Of course, the answer remains why would they? If Disney is defiant in keeping their legacy in check (and desperate to keep others from copying Moore’s cinematic strategy), why would they let this go? They’ve forced day care centers to remove homemade representations of their many memorable characters and issued cease and desist notices to individuals involved in all manner of Mickey related media and merchandising. As a brand, one would imagine the company as being far from corruptible. This is The Walt Disney Studios after all. How could a small, independent film with a limited audience outreach and even smaller fiscal realities actual damage the corporate seal? Even some legal minds believe the company’s redress is limited since Moore actively avoided trademarked materials and other obvious elements.

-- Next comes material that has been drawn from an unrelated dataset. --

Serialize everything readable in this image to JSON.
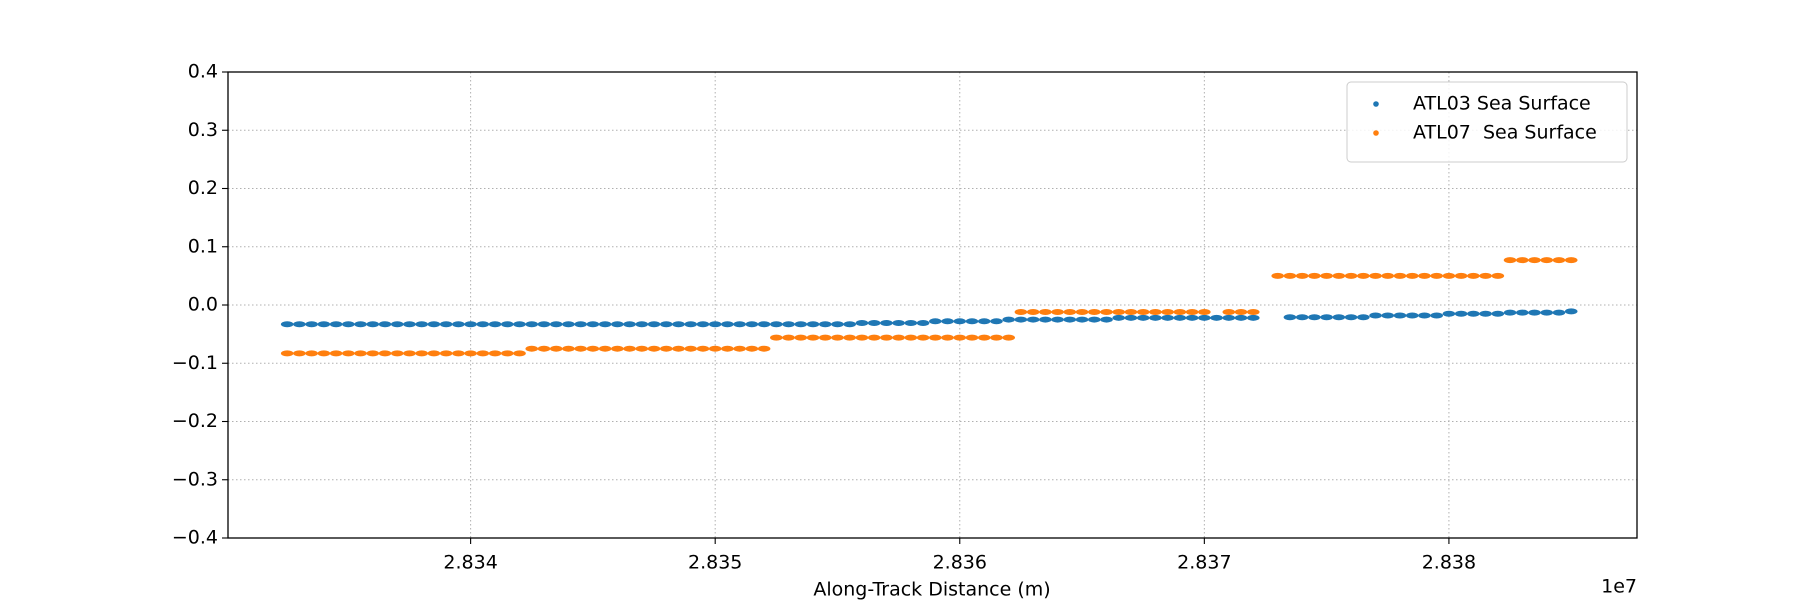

Other issues abound as well. Few if any of the background participants signed waivers to appear in a commercially distributed film, and as far as anyone knows, Moore and his distributor aren’t planning on blurring out these accidental supporting players (this was something raised by /Film and its writers). Similarly, those with a fondness for Disney may boycott the movie, making sure their agenda stands in the place of the company’s concerns. In fact, this angle is more likely than an actual House of Mouse embargo. With its concentration on mental illness and some decidedly disturbing interpretations of same, once could easily see some national organization butting in where no one asked them too (even the Stutter’s Association took parts of The King’s Speech to task).

Besides, this remains a small fish in the studios massive media ocean. They’ve got flops to figure out, stars to cater to (and consider parting ways with), Star Wars is bubbling away and Marvel is making more money than even Disney’s seasoned bean counters can consider. Letting Escape from Tomorrow come and go without comment or concern would show that the company has grown up, that it’s no longer the nasty overseer demanding that all bow to its all consuming, all consumer whims. Sure, if someone wanted to position their product in a way that would truly undermine the company and its bottom line (say, bootlegging their home video releases), that’s one thing. To watch as audiences either embrace or shrug off Escape from Tomorrow‘s experimentation could rewrite their reputation.

There is a still a couple of weeks before Moore’s movie makes its bow, and hopefully those pulling the strings understand the possible shitstorm at hand. Disney could still demand Escape‘s withdrawal while those “accidental actors” featured could follow suit ala Borat and claim a violation of their own privacy, space, principles, etc. And there’s no guarantee that viewers will cotton to the end result anyway. Reviews were not unanimous. Many found it amateurish and unexceptional, sledgehammering its symbolism over the heads of its intended audience. Perhaps, as a concept and as a controversy, Escape from Tomorrow will be far more intriguing than the final cut. If and when the majority of us get to see the film, we’ll finally know if the actual film lives up to such speculation and hype - and if Disney did the right thing.